From: Dani Eder (danielravennest@yahoo.com)
Date: Fri Jan 20 2006 - 18:17:02 MST
E.g., the prevalence of small
> asteroids, etc., might be high
> enough that there is a strong upper limit on speed
> regardless of the engine
> that you're using.
The fact that light from nearby stars is not
noticeably
blocked by interstellar junk sets a limit on how much
of
it there is. At significant speeds, loose hydrogen
atoms
start looking like a particle beam aimed at you, and
there
are _some_ interstellar dust grains. So you will need
a
leading edge shield on your spacecraft to protect you
from that stuff. But that doesn't limit you to speeds
that solve the Fermi Paradox.
Stars themselves move around. Among the nearest stars
are
ones moving relative to the Sun at over 100 km/s.
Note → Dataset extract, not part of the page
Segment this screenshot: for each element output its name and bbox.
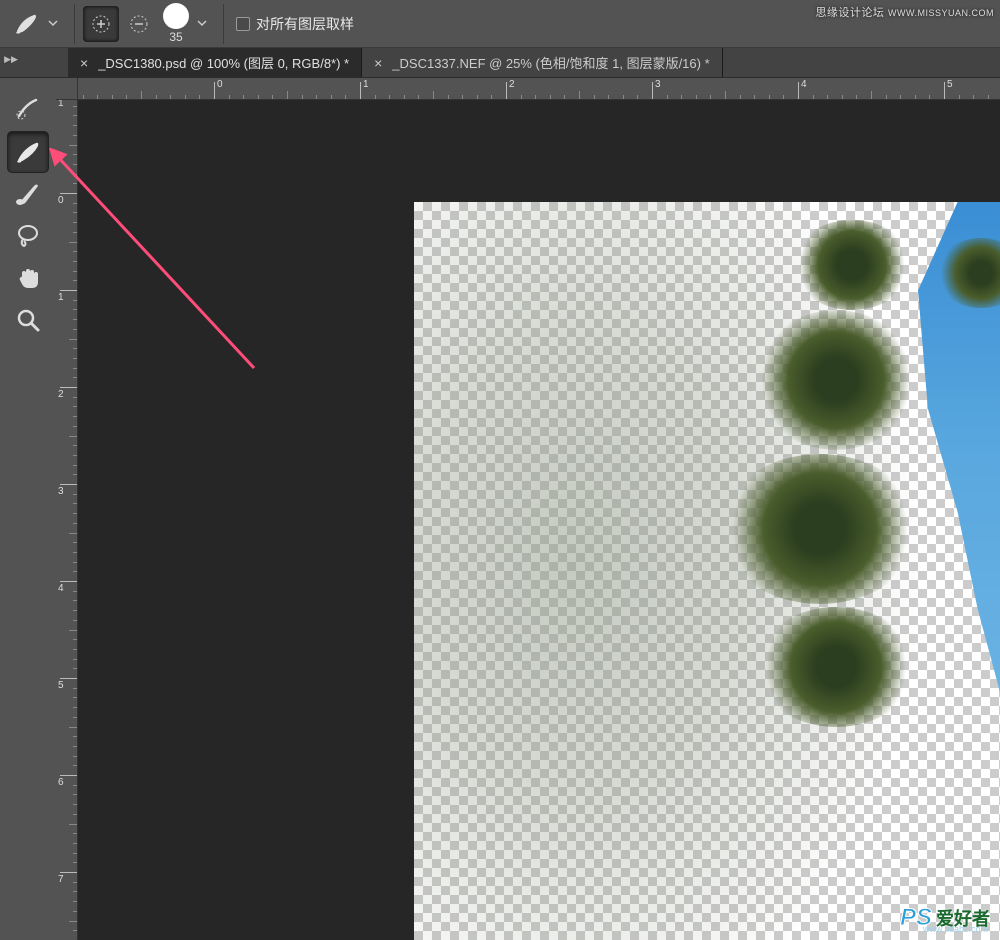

So
simply
by moving arbitrarily slowly to such stars, then
riding
with that star for a while, and spreading to other
stars
when you pass by, you can fill the Galaxy by
'diffusion'
in a time (~300M years) much shorter than the age of
the
Galaxy.
[note: I _am_ a rocket scientist]
More likely,
> there's the what's to gain? argument to explain the
> absence of robots. If
> nobody's willing to go, then why bother to send more
> than a photographer (if
> that). And photographers might well choose to be
> inconspicuous, so as not to
> disrupt the scenery that they were shooting.
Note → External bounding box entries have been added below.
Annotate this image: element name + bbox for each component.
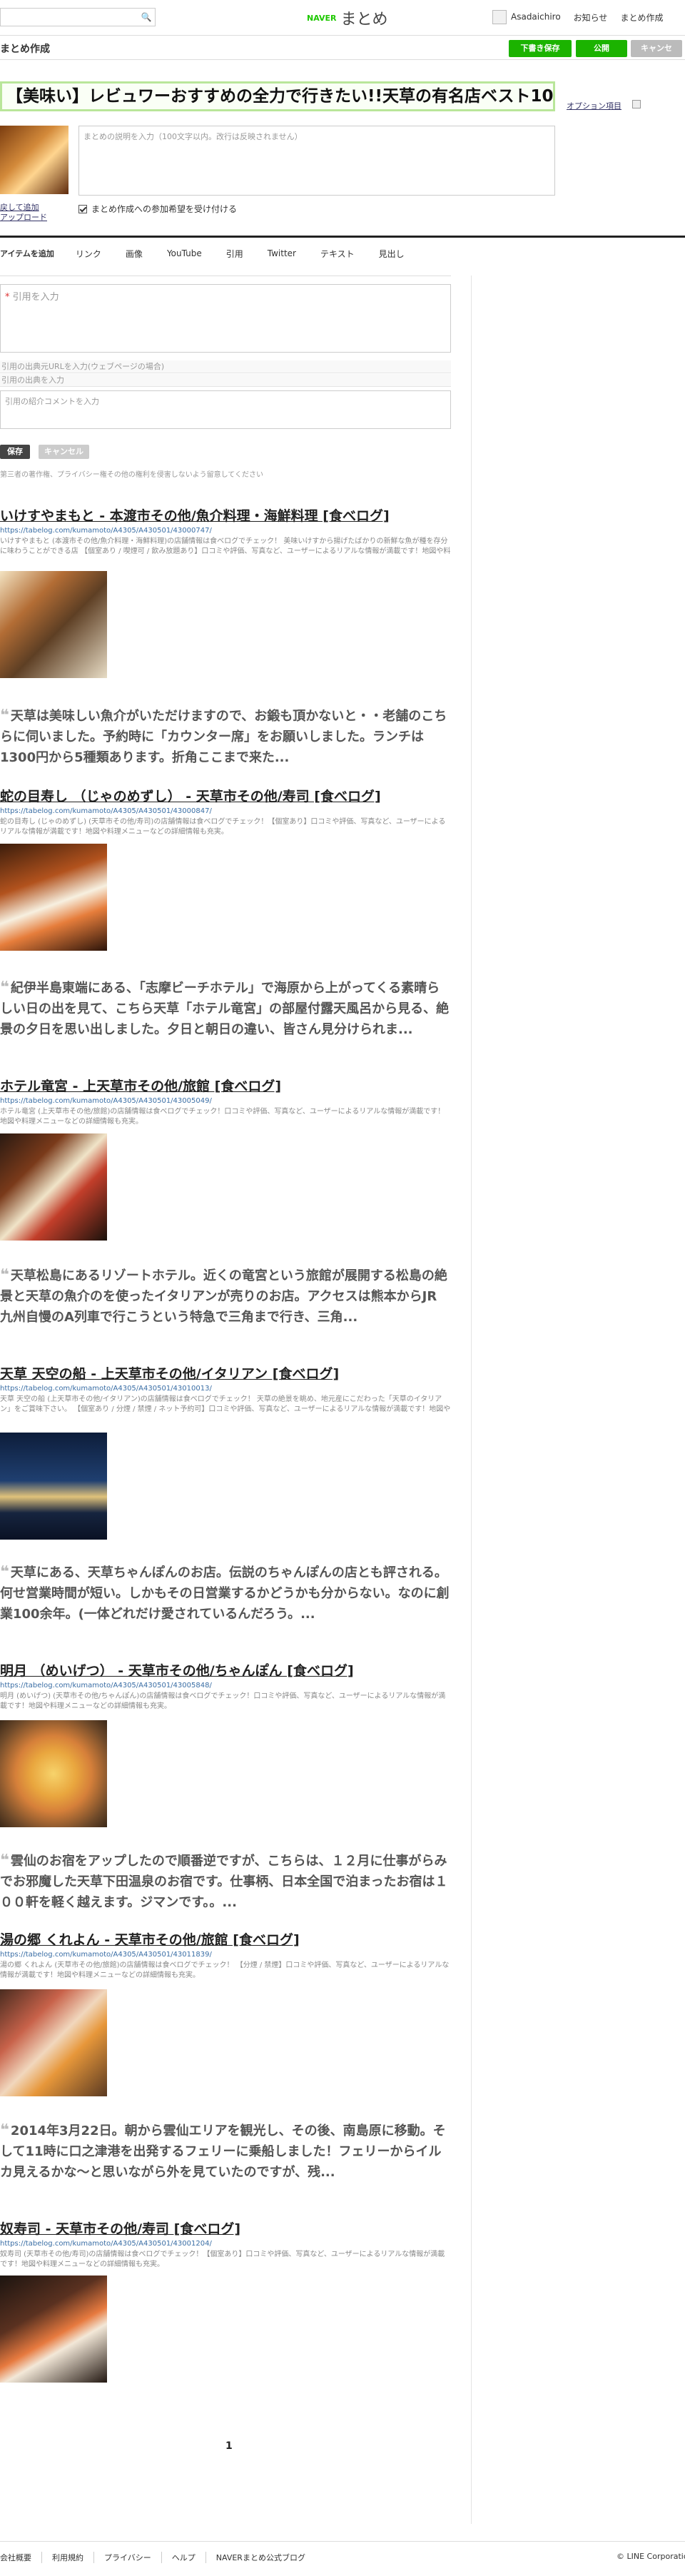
item-url[interactable]: https://tabelog.com/kumamoto/A4305/A4305… [0,1682,457,1689]
quote-input[interactable]: * 引用を入力 [0,284,451,353]
quote-mark-icon: ❝ [0,707,9,724]
logo-naver: NAVER [307,13,337,23]
tab-youtube[interactable]: YouTube [167,248,202,258]
source-url-input[interactable]: 引用の出典元URLを入力(ウェブページの場合) [0,360,451,373]
tab-image[interactable]: 画像 [126,248,143,260]
item-quote: ❝ 天草松島にあるリゾートホテル。近くの竜宮という旅館が展開する松島の絶景と天草の… [0,1266,447,1325]
tab-heading[interactable]: 見出し [379,248,405,260]
page-title: まとめ作成 [0,44,50,55]
user-link[interactable]: Asadaichiro [492,10,561,24]
thumbnail-image [0,126,68,194]
option-link[interactable]: オプション項目 [567,100,621,111]
item-photo [0,1133,107,1241]
item-url[interactable]: https://tabelog.com/kumamoto/A4305/A4305… [0,1097,457,1105]
item-tabs: アイテムを追加 リンク 画像 YouTube 引用 Twitter テキスト 見… [0,245,685,262]
tab-add-item: アイテムを追加 [0,249,54,258]
item-description: ホテル竜宮 (上天草市その他/旅館)の店舗情報は食べログでチェック！口コミや評価… [0,1108,445,1126]
copyright: © LINE Corporation [616,2552,685,2561]
search-input[interactable] [0,8,156,26]
thumbnail-upload-link[interactable]: アップロード [0,213,47,223]
footer-link-privacy[interactable]: プライバシー [94,2552,162,2563]
comment-input[interactable]: 引用の紹介コメントを入力 [0,390,451,429]
logo-matome: まとめ [340,11,388,29]
source-input[interactable]: 引用の出典を入力 [0,374,451,387]
avatar [492,10,507,24]
item-photo [0,1989,107,2096]
item-description: 湯の郷 くれよん (天草市その他/旅館)の店舗情報は食べログでチェック！ 【分煙… [0,1961,450,1979]
thumbnail-links: 戻して追加 アップロード [0,203,47,223]
tab-text[interactable]: テキスト [320,248,355,260]
tab-link[interactable]: リンク [76,248,101,260]
item-title[interactable]: いけすやまもと - 本渡市その他/魚介料理・海鮮料理 [食べログ] [0,505,457,525]
item-url[interactable]: https://tabelog.com/kumamoto/A4305/A4305… [0,1951,457,1959]
thumbnail-change-link[interactable]: 戻して追加 [0,203,47,213]
item-quote: ❝ 紀伊半島東端にある、「志摩ビーチホテル」で海原から上がってくる素晴らしい日の出… [0,979,450,1037]
copyright-notice: 第三者の著作権、プライバシー権その他の権利を侵害しないよう留意してください [0,471,263,479]
quote-mark-icon: ❝ [0,1266,9,1284]
item-photo [0,1720,107,1827]
item-description: いけすやまもと (本渡市その他/魚介料理・海鮮料理)の店舗情報は食べログでチェッ… [0,537,451,555]
checkbox-icon[interactable] [78,204,87,213]
quote-mark-icon: ❝ [0,1852,9,1869]
quote-placeholder: 引用を入力 [12,292,59,303]
item-description: 天草 天空の船 (上天草市その他/イタリアン)の店舗情報は食べログでチェック！ … [0,1395,451,1413]
quote-cancel-button[interactable]: キャンセル [39,445,89,459]
quote-mark-icon: ❝ [0,2121,9,2139]
item-title[interactable]: ホテル竜宮 - 上天草市その他/旅館 [食べログ] [0,1076,457,1095]
user-menu: Asadaichiro お知らせ まとめ作成 [492,9,663,26]
item-url[interactable]: https://tabelog.com/kumamoto/A4305/A4305… [0,1385,457,1393]
footer-links: 会社概要 利用規約 プライバシー ヘルプ NAVERまとめ公式ブログ [0,2552,315,2563]
item-quote: ❝ 雲仙のお宿をアップしたので順番逆ですが、こちらは、１２月に仕事がらみでお邪魔し… [0,1852,448,1910]
item-title[interactable]: 奴寿司 - 天草市その他/寿司 [食べログ] [0,2218,457,2238]
item-quote: ❝ 2014年3月22日。朝から雲仙エリアを観光し、その後、南島原に移動。そして1… [0,2121,446,2180]
item-title[interactable]: 湯の郷 くれよん - 天草市その他/旅館 [食べログ] [0,1929,457,1949]
item-description: 明月 (めいげつ) (天草市その他/ちゃんぽん)の店舗情報は食べログでチェック！… [0,1692,446,1710]
required-mark: * [5,292,10,303]
participation-label: まとめ作成への参加希望を受け付ける [91,204,238,214]
quote-save-button[interactable]: 保存 [0,445,30,459]
item-title[interactable]: 天草 天空の船 - 上天草市その他/イタリアン [食べログ] [0,1363,457,1383]
tab-twitter[interactable]: Twitter [268,248,296,258]
publish-button[interactable]: 公開 [576,40,627,57]
tab-quote[interactable]: 引用 [226,248,243,260]
item-photo [0,1433,107,1540]
option-toggle-icon[interactable] [632,100,641,108]
footer-link-blog[interactable]: NAVERまとめ公式ブログ [206,2552,315,2563]
divider [0,236,685,238]
participation-checkbox-row[interactable]: まとめ作成への参加希望を受け付ける [78,203,237,215]
footer: 会社概要 利用規約 プライバシー ヘルプ NAVERまとめ公式ブログ © LIN… [0,2541,685,2570]
pagination-current[interactable]: 1 [225,2440,233,2452]
item-photo [0,571,107,678]
item-title[interactable]: 明月 （めいげつ） - 天草市その他/ちゃんぽん [食べログ] [0,1660,457,1680]
notifications-link[interactable]: お知らせ [574,11,608,24]
item-quote: ❝ 天草にある、天草ちゃんぽんのお店。伝説のちゃんぽんの店とも評される。何せ営業時… [0,1563,450,1622]
item-title[interactable]: 蛇の目寿し （じゃのめずし） - 天草市その他/寿司 [食べログ] [0,786,457,805]
search-icon[interactable]: 🔍 [140,11,153,24]
quote-mark-icon: ❝ [0,1563,9,1581]
quote-mark-icon: ❝ [0,979,9,996]
footer-link-terms[interactable]: 利用規約 [42,2552,94,2563]
cancel-button[interactable]: キャンセル [631,40,682,70]
item-url[interactable]: https://tabelog.com/kumamoto/A4305/A4305… [0,807,457,815]
save-draft-button[interactable]: 下書き保存 [509,40,572,57]
site-logo[interactable]: NAVER まとめ [307,9,388,29]
item-url[interactable]: https://tabelog.com/kumamoto/A4305/A4305… [0,527,457,535]
title-input[interactable]: 【美味い】レビュワーおすすめの全力で行きたい!!天草の有名店ベスト10! [0,81,555,111]
item-quote: ❝ 天草は美味しい魚介がいただけますので、お鍛も頂かないと・・老舗のこちらに伺いま… [0,707,447,765]
item-photo [0,2276,107,2383]
footer-link-company[interactable]: 会社概要 [0,2552,42,2563]
item-description: 蛇の目寿し (じゃのめずし) (天草市その他/寿司)の店舗情報は食べログでチェッ… [0,818,446,836]
footer-link-help[interactable]: ヘルプ [162,2552,206,2563]
item-description: 奴寿司 (天草市その他/寿司)の店舗情報は食べログでチェック！【個室あり】口コミ… [0,2251,445,2268]
description-input[interactable]: まとめの説明を入力（100文字以内。改行は反映されません） [78,126,555,196]
item-photo [0,844,107,951]
sidebar-divider [471,276,472,2524]
item-url[interactable]: https://tabelog.com/kumamoto/A4305/A4305… [0,2240,457,2248]
create-link[interactable]: まとめ作成 [620,11,663,24]
user-name: Asadaichiro [511,11,561,22]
There's information to gain. Once you have the
ability
to build replicating systems, you can send out one or
a few
probes, whose decendants can survey the whole Galaxy
for you.
If they are built with the ability to communicate with
each other, you get back the survey information
without
leaving home, and you also have built a communications
network that can connect any civilizations in the
Galaxy
with each other. Pretty big return on your intitial
investment in probes.
>
> I'm not sure that the Fermi Paradox needs to be
> answered, because there are so
> many potential reasons, and plausibly different
> races would encounter
> different reasons.
By trying to answer the Fermi Paradox, we will learn
about the Universe we live in and something about our
origin
and future. That's enough reason for me.
See work by Gerard O'Neill on why planets are not the
best places to live. A sphere has the _minimum_
useable
surface area for a given mass, and most of the mass is
locked up deep inside where it is hard to get to.